Characteristics of Immune Cells
Macrophages:
Central to alerting other immune cells, can be activated to M1 (greater killing) or M2 (anti-inflammatory) phenotypes.
Can cluster into granulomas when faced with resistant organisms.
Neutrophils:
First responders in inflammation, capable of forming neutrophil extracellular traps (NETs) that capture microbes.
The Inflammatory Response
Trigger: Infection or tissue damage prompts an inflammatory response.
Purpose: Contains damage, localizes the immune response, eliminates invaders, and aids in the restoration of tissue function.
Symptoms: Characterized by swelling, redness, heat, and pain.
Mechanism: Host cells release mediators (cytokines, histamines) which induce vascular changes and recruiting of additional immune cells.
Inflammation Mechanisms
Vasodilation: Increased blood vessel diameter enhances tissue perfusion, creating characteristic heat and redness.
Exudate Formation: Leakage of protein-rich fluid into tissue increases swelling.
Cellular Changes:
Diapedesis: Phagocytes migrate from vessels into tissues.
Pus formation from accumulated neutrophils and tissue debris; abscess as localized pus.
Kinds of Effects Caused by Inflammation
Cytotoxic Effects: Enzymatic damage to host tissues along with pathogens.
Situations Causing Significant Damage:
Delicate systems (e.g., neurological tissues), cytokine storms, prolonged autoimmune diseases.
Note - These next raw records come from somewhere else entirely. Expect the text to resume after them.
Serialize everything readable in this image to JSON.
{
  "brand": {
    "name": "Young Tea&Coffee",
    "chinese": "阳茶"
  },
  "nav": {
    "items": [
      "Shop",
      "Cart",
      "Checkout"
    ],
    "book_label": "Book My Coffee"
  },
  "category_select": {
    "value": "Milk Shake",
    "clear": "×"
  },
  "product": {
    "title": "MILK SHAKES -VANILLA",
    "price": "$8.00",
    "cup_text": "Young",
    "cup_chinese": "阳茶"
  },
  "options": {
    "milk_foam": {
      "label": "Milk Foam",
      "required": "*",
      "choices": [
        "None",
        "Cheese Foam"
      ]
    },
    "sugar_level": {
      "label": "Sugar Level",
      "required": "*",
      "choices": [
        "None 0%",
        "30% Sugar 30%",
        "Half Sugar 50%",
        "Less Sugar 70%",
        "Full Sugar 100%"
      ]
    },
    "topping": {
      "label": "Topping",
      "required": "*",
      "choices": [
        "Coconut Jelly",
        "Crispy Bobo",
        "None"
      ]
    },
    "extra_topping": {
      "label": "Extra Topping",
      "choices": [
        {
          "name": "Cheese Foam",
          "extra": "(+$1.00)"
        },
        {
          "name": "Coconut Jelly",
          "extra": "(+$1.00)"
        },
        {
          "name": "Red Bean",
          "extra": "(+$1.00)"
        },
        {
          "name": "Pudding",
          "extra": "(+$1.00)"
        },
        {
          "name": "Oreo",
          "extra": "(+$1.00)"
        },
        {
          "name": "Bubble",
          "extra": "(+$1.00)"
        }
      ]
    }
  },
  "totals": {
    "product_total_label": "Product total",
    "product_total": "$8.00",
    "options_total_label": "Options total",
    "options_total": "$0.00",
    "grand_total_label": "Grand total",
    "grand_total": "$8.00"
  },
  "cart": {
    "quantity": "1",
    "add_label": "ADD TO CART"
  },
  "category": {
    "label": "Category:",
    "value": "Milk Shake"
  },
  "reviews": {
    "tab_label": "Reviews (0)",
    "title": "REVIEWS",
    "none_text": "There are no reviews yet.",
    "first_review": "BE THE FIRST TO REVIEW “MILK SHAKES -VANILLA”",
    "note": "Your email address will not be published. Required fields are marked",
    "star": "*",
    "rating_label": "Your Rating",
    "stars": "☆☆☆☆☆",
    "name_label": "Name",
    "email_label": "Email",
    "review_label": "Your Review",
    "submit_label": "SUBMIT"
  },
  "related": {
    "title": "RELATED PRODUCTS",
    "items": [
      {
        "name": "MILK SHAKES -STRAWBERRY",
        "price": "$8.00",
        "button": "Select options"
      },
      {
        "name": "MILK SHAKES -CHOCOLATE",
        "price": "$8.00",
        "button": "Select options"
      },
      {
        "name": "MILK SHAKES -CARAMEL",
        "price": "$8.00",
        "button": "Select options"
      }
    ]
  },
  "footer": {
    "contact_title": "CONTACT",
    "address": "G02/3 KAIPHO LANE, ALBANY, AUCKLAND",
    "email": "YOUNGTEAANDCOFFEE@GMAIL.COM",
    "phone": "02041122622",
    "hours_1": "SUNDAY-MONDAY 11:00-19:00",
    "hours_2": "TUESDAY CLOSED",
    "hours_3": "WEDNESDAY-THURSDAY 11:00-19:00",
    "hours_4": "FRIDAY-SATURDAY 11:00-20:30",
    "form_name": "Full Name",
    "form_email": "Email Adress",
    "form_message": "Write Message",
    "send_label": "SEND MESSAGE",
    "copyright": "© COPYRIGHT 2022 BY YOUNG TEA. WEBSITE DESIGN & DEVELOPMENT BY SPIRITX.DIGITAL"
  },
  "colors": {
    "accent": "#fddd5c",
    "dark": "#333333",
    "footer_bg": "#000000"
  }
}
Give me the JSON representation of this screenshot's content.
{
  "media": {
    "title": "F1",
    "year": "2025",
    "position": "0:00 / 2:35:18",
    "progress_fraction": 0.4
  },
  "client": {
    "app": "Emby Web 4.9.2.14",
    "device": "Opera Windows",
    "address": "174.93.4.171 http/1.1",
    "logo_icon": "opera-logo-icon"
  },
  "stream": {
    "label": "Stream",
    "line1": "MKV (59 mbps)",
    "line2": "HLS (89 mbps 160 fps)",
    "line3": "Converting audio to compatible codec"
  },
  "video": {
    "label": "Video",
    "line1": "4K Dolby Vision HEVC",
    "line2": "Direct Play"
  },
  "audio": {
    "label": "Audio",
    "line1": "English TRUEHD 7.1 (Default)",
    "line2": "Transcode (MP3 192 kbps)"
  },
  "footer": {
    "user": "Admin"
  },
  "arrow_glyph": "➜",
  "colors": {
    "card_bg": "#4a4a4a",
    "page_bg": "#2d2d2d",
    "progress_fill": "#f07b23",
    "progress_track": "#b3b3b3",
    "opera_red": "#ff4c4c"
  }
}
Cell Death Types Related to Inflammation
Necrosis: Traumatic or accidental cell death.
Apoptosis: Non-inflammatory programmed cell death.
Pyroptosis and Necroptosis: Forms of inflammatory cell death.
Fever
Definition: Temporary rise in body temperature as a response to illness or infection.
Regulation: Controlled by the hypothalamus in the brain; normally maintains a temperature of 37 °C (98.6 °F).
Fever Inducers: Classified as pyrogens, substances stimulating hypothalamic temperature increase.
Pathogen Growth Effect: Growth rate of pathogens is greatly reduced at temperatures above optimal thus allowing more time for immune defense mechanisms.